Staff at one of Britain’s largest amusement parks, Thorpe Park, have been caught employing a variety of “underhand tactics” to prevent visitors winning prizes on games stalls, a BBC investigation has claimed.
Presenter Sian Williams and a team of undercover researchers – two of whom got jobs on the stalls – found evidence that the games were being deliberately manipulated to reduce the chances of players winning, and even, on some occasions, of losing.
The so-called “tricks”, exposed on the BBC1 consumer series Your Money, Their Tricks, broadcast tonight, included distracting people as they threw balls at a target; using wax on a game’s surface to increase friction, making it harder to knock blocks off; and altering the position of baskets into which balls should fall.

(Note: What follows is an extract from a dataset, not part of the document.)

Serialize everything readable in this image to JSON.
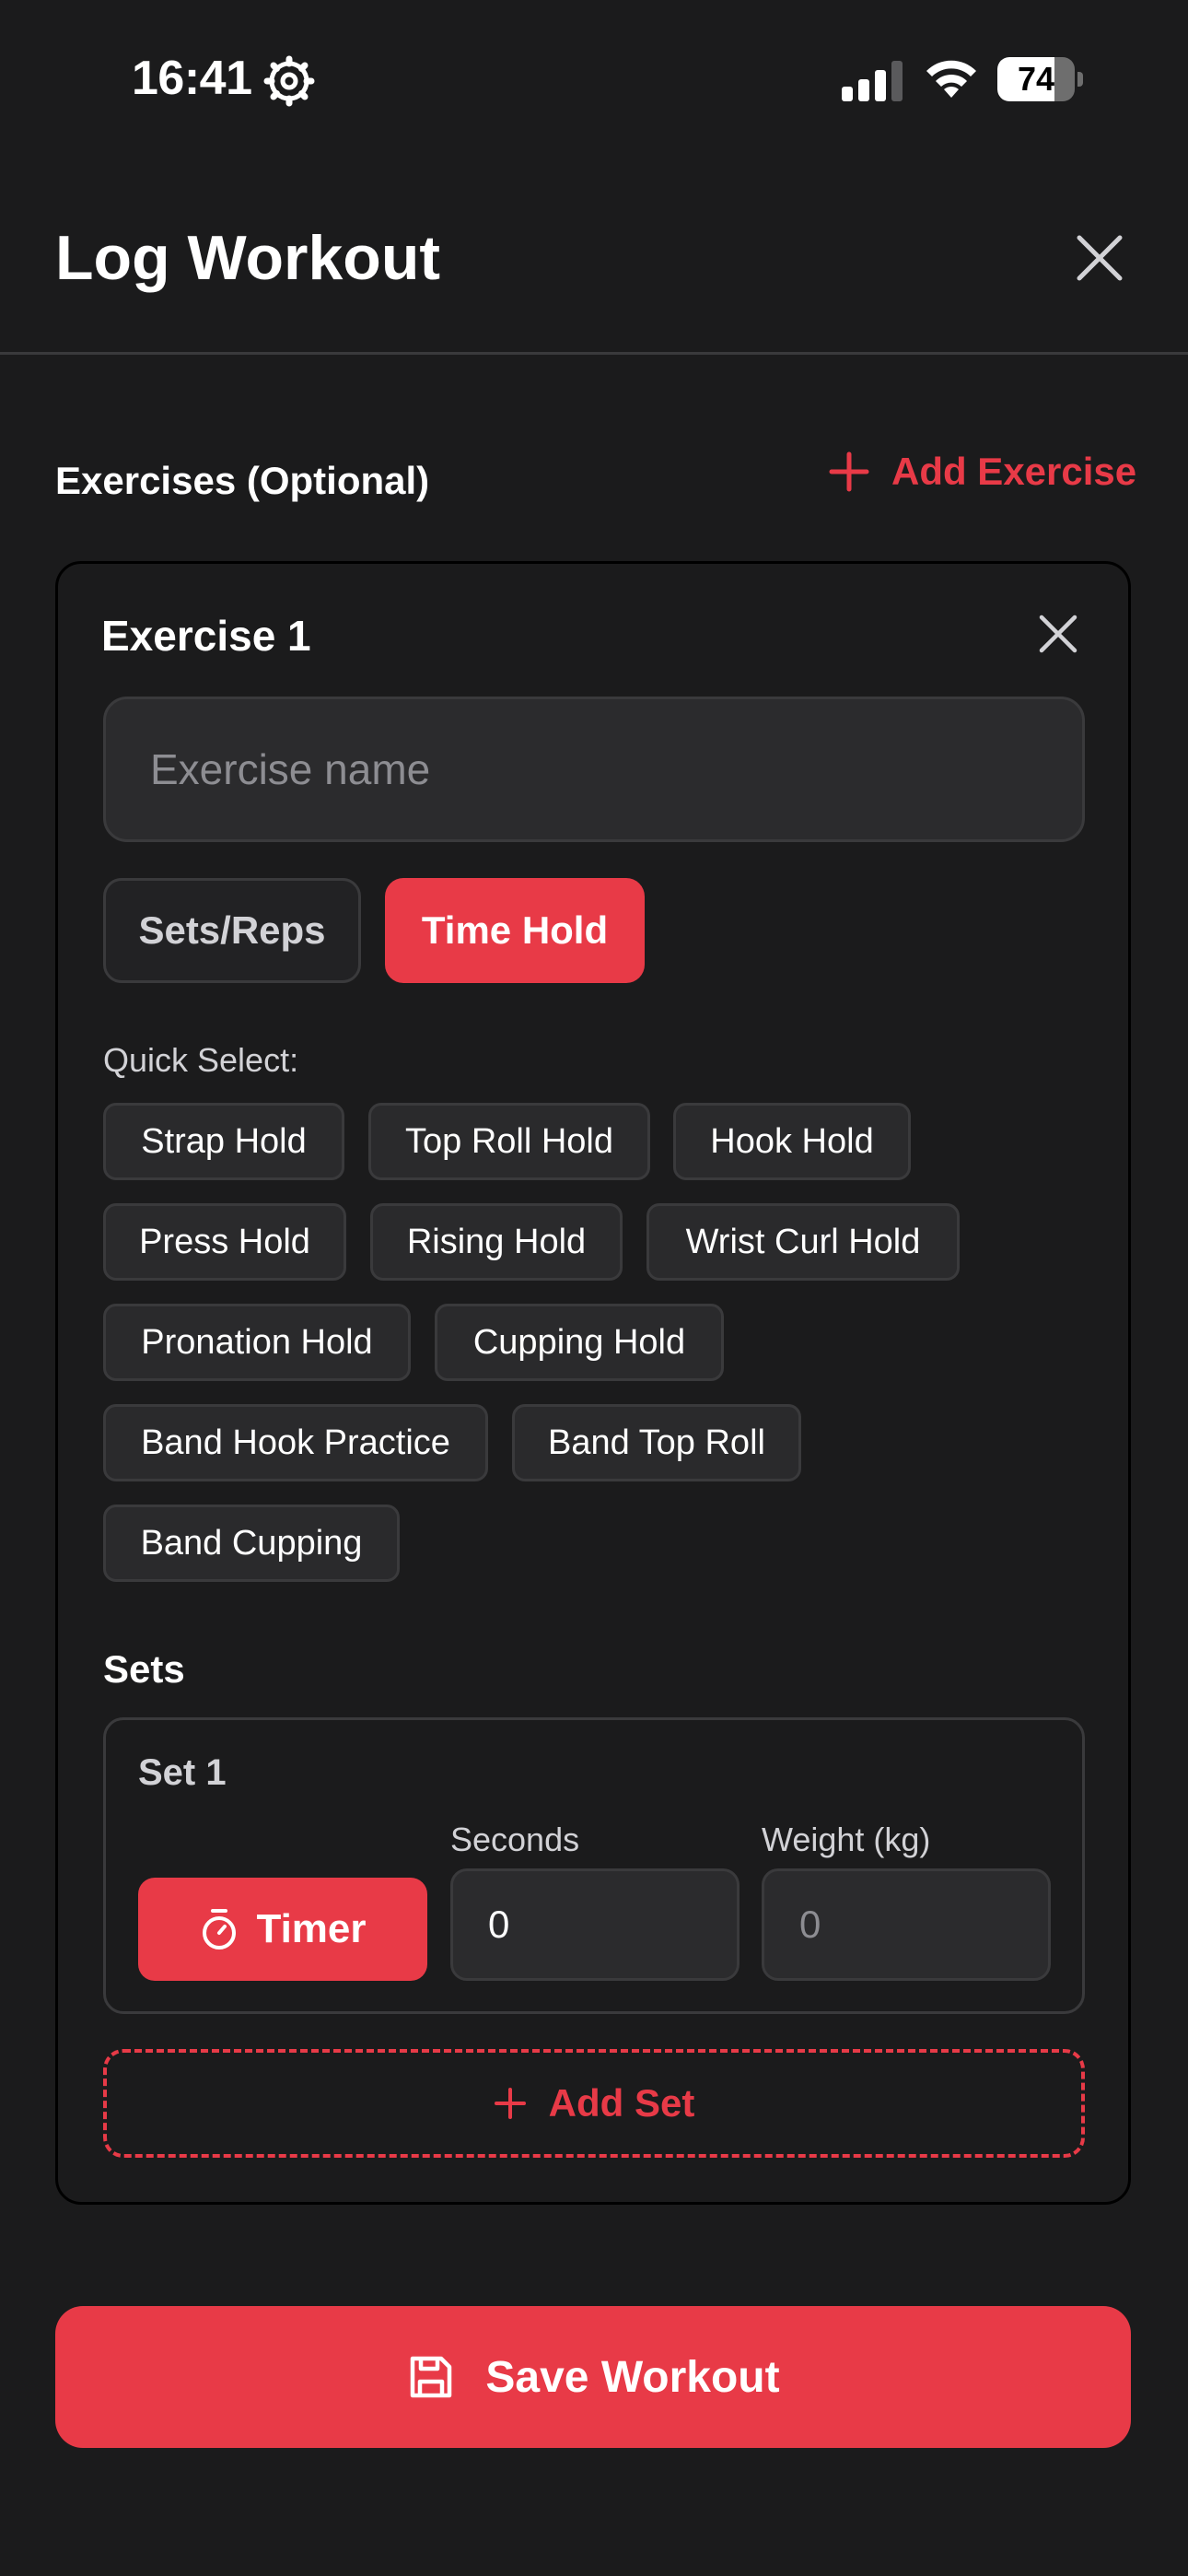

The programme also found stallholders demonstrating a game with one type of ball but giving the customer another.
The games are managed by HB Leisure, which has a “strategic partnership” with Merlin Entertainments, owner of Thorpe Park, visited by two million visitors a year.
An HB Leisure senior manager caught on undercover cameras denied that employing such tactics was “cheating” but did admit that staff were “increasing the difficulty level” of the games for some customers.
On occasions, he encouraged staff to boost customers’ chances of winning in the mornings to encourage others to play later in the day. “We have more winners in the morning, those people just do the advertisement for us because they carry the prizes, so people will see they have them and they’ll come and play,” he said.
An HB Leisure insider who worked at Thorpe Park last summer told the programme: “People who had been working there for a few years were showing me what to do with the games to make them harder for people. I was really shocked. I couldn’t quite believe what I was seeing and what I was being asked to do.”
HB Leisure, which said it was retraining staff, denied that its games were manipulated or rigged. The company said it had given out more than 100,000 prizes at Thorpe Park in the last season – 80 per cent in the afternoons, when there are more players.
No game was made harder than the stated rules, but games were made easier at quieter times, the company said – which it calls “promotional periods”. It said the use of distraction was against company policy, and wax was used when needed to replenish friction as part of routine maintenance.